Если бы это был Шура, Мирослава бы сослалась на интуицию. Но она понимала, что с Абашкиным это не прокатит. Поэтому она сказала:
– Я пришла к этому методом рассуждений. И ещё вот. – Она положила перед ним список из нескольких фамилий.
– Что это? – удивился следователь.
– Список фамилий и адресов девушек, с которыми Янина Юрьевна вместе училась в институте. Две из них – фамилии, которых подчёркнуты, – были её довольно близкими подругами и могли знать о романе между братом и сестрой.
– А вы сами с ними не разговаривали?
– Нет, я подумала, что будет лучше, если этим займётся полиция или следователь.
– В принципе вы правильно решили. – Абашкин не сводил с Мирославы пытливых глаз. – Но всё это косвенные улики.
– Косвенные, – согласилась Волгина. – А вот это адрес некой Инны К., которая видела, как в ночь убийства мужчина и женщина грузили в багажник, как ей показалось, мешок с картошкой. Но я попросила Ларису Васильеву, сестру Виолы Рокеловой, узнать, приезжали ли к кому-то из жильцов родственники или знакомые за картошкой. Вместе с Александром Сотниковым они опросили соседей, и, как и следовало ожидать, никто ни к кому в ту ночь не приезжал. Всё сходится на том, что в багажник грузили труп Рокеловой.

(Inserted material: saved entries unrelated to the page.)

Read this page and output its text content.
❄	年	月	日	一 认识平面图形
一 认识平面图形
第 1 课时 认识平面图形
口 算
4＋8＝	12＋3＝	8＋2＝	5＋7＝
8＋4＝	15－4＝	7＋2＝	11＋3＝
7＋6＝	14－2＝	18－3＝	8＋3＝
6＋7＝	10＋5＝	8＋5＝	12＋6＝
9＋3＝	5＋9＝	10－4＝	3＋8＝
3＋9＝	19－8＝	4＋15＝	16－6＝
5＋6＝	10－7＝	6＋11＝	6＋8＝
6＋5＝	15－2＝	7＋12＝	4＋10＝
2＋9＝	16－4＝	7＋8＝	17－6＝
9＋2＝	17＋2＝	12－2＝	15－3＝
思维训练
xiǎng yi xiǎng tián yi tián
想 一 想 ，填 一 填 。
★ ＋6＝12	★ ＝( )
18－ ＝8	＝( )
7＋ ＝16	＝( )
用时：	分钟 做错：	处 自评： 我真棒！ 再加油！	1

А если это так, то должны остаться какие-то биологические следы.
– Должны, – задумчиво проговорил Абашкин. Сам он в это время крыл сам себя, не стесняясь в выражениях. Надо же было так опростоволоситься и зациклиться на единственной версии. Через некоторое время он разозлился на Нестерову. Она виновата! Кто же ещё?! Если бы она не поторопилась с чистосердечным…
– Юрий Тимофеевич, вы меня слушаете? – окликнула его Мирослава, заметив, что следователь витает неизвестно где.
– Конечно, слушаю, – откликнулся Абашкин, – и очень внимательно.
– Юрий Тимофеевич, я вот думаю, что задушили Рокелову всего через несколько минут после её драки с Нестеровой. И кровь из раны на голове ещё сочилась. А значит, тот, кто прикасался к ней и тем более укладывал её в мешок, не мог не испачкаться. По словам Инны, на женщине и мужчине, несших мешок, были тёмные куртки. И ещё зимой люди ходят в перчатках. Если на подушке нет следов пальцев, то следы ворсинок там вполне могли остаться.
– Мирослава Игоревна, – Абашкин уставился на Мирославу немигающим взглядом, – скажите мне честно, в прессе всё это, – он сделал неопределённый жест рукой, – всё это будет освещаться?